Masses are now celebrated in malls in order to spare the shoppers and employees an extra trip to their churches. The Catholic churches have conceded to the malls and are wooing back their parishioners in the malls. Worship becomes a side trip, an afterthought. So convenient, like going to a convenient store.

This is a better scenario: It used to be, and it is still the case now in some places, that it was the vendors and commercial establishments that went to the churches’ vicinity to ply their trade. Take the case of Baclaran and Quiapo. Here worship and prayer are the church-goers’ main purpose, shopping is the side trip. And so the churches there could always say, “We were here first.” (It is the local governments’ job to put order in the chaos outside the churchyard.)

I am not making a judgment on the spiritual fervor and priorities of the shopper-worshipper or the worshipper-shopper. I am just making an observation. And I am not condemning malls and their role in the economy and the role of advertising in marketing and commerce.

But one can’t help wondering if (or feel sorry that), because of the frenzy to sell and to buy for the Christmas gift-giving, the Christmas story has perhaps simply become a small side story to be told like a fairy tale accompanied by twinkling lights and artificial snow fall and elves and reindeer hurtling across the sky. The wonder and the headiness that such a scene induces are often what remain. Not “Away in a manger no crib for a bed…” and what really happened and why.

The first Christmas needn’t have been a stark scenario, what with the angels singing, a bright star shining, wise men bringing gifts and shepherds a-visiting, and heaven and nature singing. Some good and wise women must have come too. A special birth such as Jesus’ was cause for rejoicing—and also cause for worry for the powers-that-be at that time. Soon it was time to flee.

When you look at the way that birth is being celebrated now, one wonders where the Bethlehem scene is in all the fuss and frenzy.

And there isn’t a grand, concerted effort to stop the deterioration of Christmas. There isn’t a back-to-Christmas movement of some sort that I know of.

There is the Slow-Food Movement that is meant to counter the unhealthy fast-food culture and to bring back the joy of healthy home cooking. There are so many organizations and movements all over the world promoting organically-grown food minus the toxic pesticides. There is back-to-nature, back-to-natural, back-to-basics, back-to-this-and-that, etc. and the people behind these are really walking their talk, living out what they preach in a concerted way and convincing others to do the same.

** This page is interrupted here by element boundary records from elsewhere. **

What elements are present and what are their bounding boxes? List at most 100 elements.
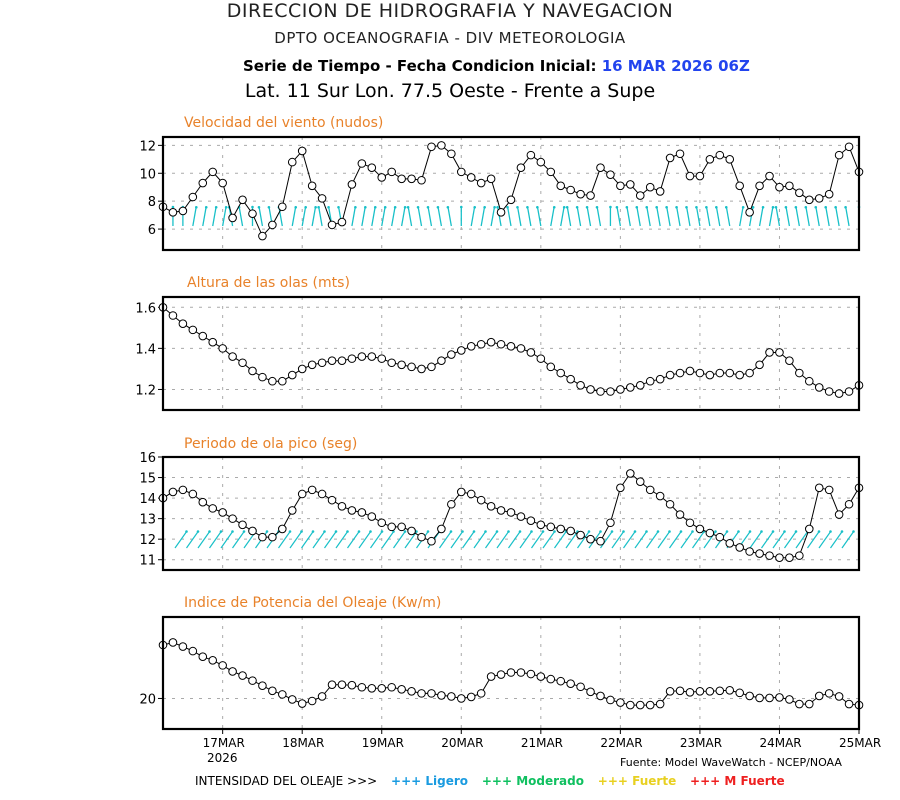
wind-direction-arrow	[785, 206, 791, 227]
data-point	[238, 520, 247, 530]
data-point	[755, 181, 764, 191]
data-point	[745, 208, 754, 217]
data-point	[824, 387, 834, 396]
wave-direction-arrow	[565, 530, 579, 549]
data-point	[427, 362, 436, 372]
wave-direction-arrow	[531, 530, 544, 549]
data-point	[357, 159, 367, 168]
wave-arrow-head	[783, 530, 786, 533]
wind-arrow-head	[446, 206, 450, 209]
data-point	[496, 339, 506, 349]
x-tick-label: 17MAR	[202, 736, 245, 750]
data-point	[297, 364, 307, 374]
data-point	[765, 551, 774, 560]
data-point	[725, 368, 735, 378]
legend-ligero: +++ Ligero	[391, 774, 469, 788]
wind-direction-arrow	[311, 206, 317, 227]
wind-arrow-head	[844, 206, 847, 209]
wind-arrow-head	[393, 206, 397, 209]
wave-arrow-head	[725, 530, 729, 533]
data-point	[795, 188, 804, 198]
data-point	[248, 209, 257, 219]
data-point	[506, 342, 516, 351]
wave-direction-arrow	[370, 530, 383, 549]
initial-date: 16 MAR 2026 06Z	[601, 57, 750, 75]
wind-arrow-head	[403, 206, 407, 209]
wind-arrow-head	[327, 206, 330, 209]
wave-arrow-head	[369, 530, 372, 533]
data-point	[516, 163, 526, 172]
data-point	[377, 518, 387, 528]
data-point	[715, 532, 725, 542]
wave-direction-arrow	[554, 530, 567, 549]
wind-arrow-head	[406, 206, 410, 209]
y-tick-label: 11	[139, 554, 156, 569]
wind-arrow-head	[257, 206, 261, 209]
legend-label: INTENSIDAD DEL OLEAJE >>>	[195, 774, 378, 788]
data-point	[705, 370, 715, 380]
data-point	[228, 213, 237, 223]
data-point	[715, 686, 725, 696]
y-tick-label: 15	[139, 472, 156, 487]
data-point	[268, 376, 277, 386]
data-point	[466, 692, 476, 702]
wind-arrow-head	[575, 206, 579, 209]
wind-direction-arrow	[238, 206, 244, 227]
data-point	[536, 672, 546, 681]
data-point	[755, 360, 764, 370]
data-point	[735, 543, 744, 552]
data-point	[218, 661, 227, 670]
data-point	[626, 180, 635, 189]
data-point	[785, 695, 794, 704]
wave-arrow-head	[219, 530, 223, 533]
wind-direction-arrow	[301, 206, 307, 227]
wave-direction-arrow	[807, 530, 820, 549]
wave-direction-arrow	[404, 530, 418, 549]
data-point	[795, 551, 804, 560]
wind-direction-arrow	[675, 206, 681, 227]
data-point	[824, 689, 834, 698]
wind-direction-arrow	[705, 206, 711, 227]
data-point	[506, 668, 516, 677]
data-point	[357, 508, 367, 517]
wave-direction-arrow	[680, 530, 694, 549]
data-point	[447, 692, 456, 701]
wind-arrow-head	[171, 205, 175, 209]
wave-direction-arrow	[795, 530, 809, 549]
panel-frame	[161, 615, 861, 731]
data-point	[606, 695, 615, 705]
x-tick-label: 24MAR	[759, 736, 802, 750]
data-point	[297, 146, 307, 156]
wave-arrow-head	[714, 530, 717, 533]
data-point	[238, 671, 247, 680]
wind-direction-arrow	[192, 206, 197, 227]
wind-arrow-head	[473, 206, 477, 209]
wave-arrow-head	[817, 530, 821, 533]
wave-arrow-head	[495, 530, 499, 533]
wind-arrow-head	[506, 206, 509, 209]
wind-direction-arrow	[616, 206, 622, 227]
data-point	[814, 691, 824, 701]
data-point	[168, 208, 178, 217]
data-point	[347, 506, 357, 515]
data-point	[566, 679, 575, 688]
wave-arrow-head	[610, 530, 614, 533]
wave-direction-arrow	[841, 530, 855, 549]
data-point	[606, 518, 615, 528]
wind-direction-arrow	[381, 206, 386, 227]
data-point	[804, 195, 814, 205]
data-point	[168, 487, 178, 497]
data-point	[795, 368, 804, 378]
wind-arrow-head	[685, 206, 688, 209]
x-tick-label: 25MAR	[839, 736, 882, 750]
data-point	[307, 696, 317, 706]
data-point	[804, 524, 814, 534]
x-tick-label: 19MAR	[361, 736, 404, 750]
data-point	[427, 142, 436, 152]
wave-direction-arrow	[393, 530, 406, 549]
wind-arrow-head	[595, 206, 599, 209]
wave-arrow-head	[334, 530, 338, 533]
data-source: Fuente: Model WaveWatch - NCEP/NOAA	[620, 756, 842, 769]
wind-arrow-head	[615, 206, 619, 209]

Is anybody out there bringing up Christmas? I know the churches keep preaching about it. But I have yet to hear of a group or movement with an identity or a name that is going against what Christmas has become.

And heaven and nature sing, and heaven and nature sing, and heaven, and hea-heaven and nature sing! I love that portion from the carol “Joy to the World” because it is inclusive. Jesus came to redeem not only humankind but the whole of creation. Trumpets blare when that portion is sung or played, giving you a heady feeling.

Be kind to nature especially this Christmas and pre-New Year season. Let nature sing—and not groan—by managing your holiday garbage. Segregate, segregate, segregate. If you can make compost out of your organic waste so much the better. This would lessen the putrefaction and decay on the sidewalks. Do not burn and add to the pollution. Christmas should also be nature’s best moment.

Let’s bring back the true essence of Christmas through our lives. Greetings of Joy and Peace to all!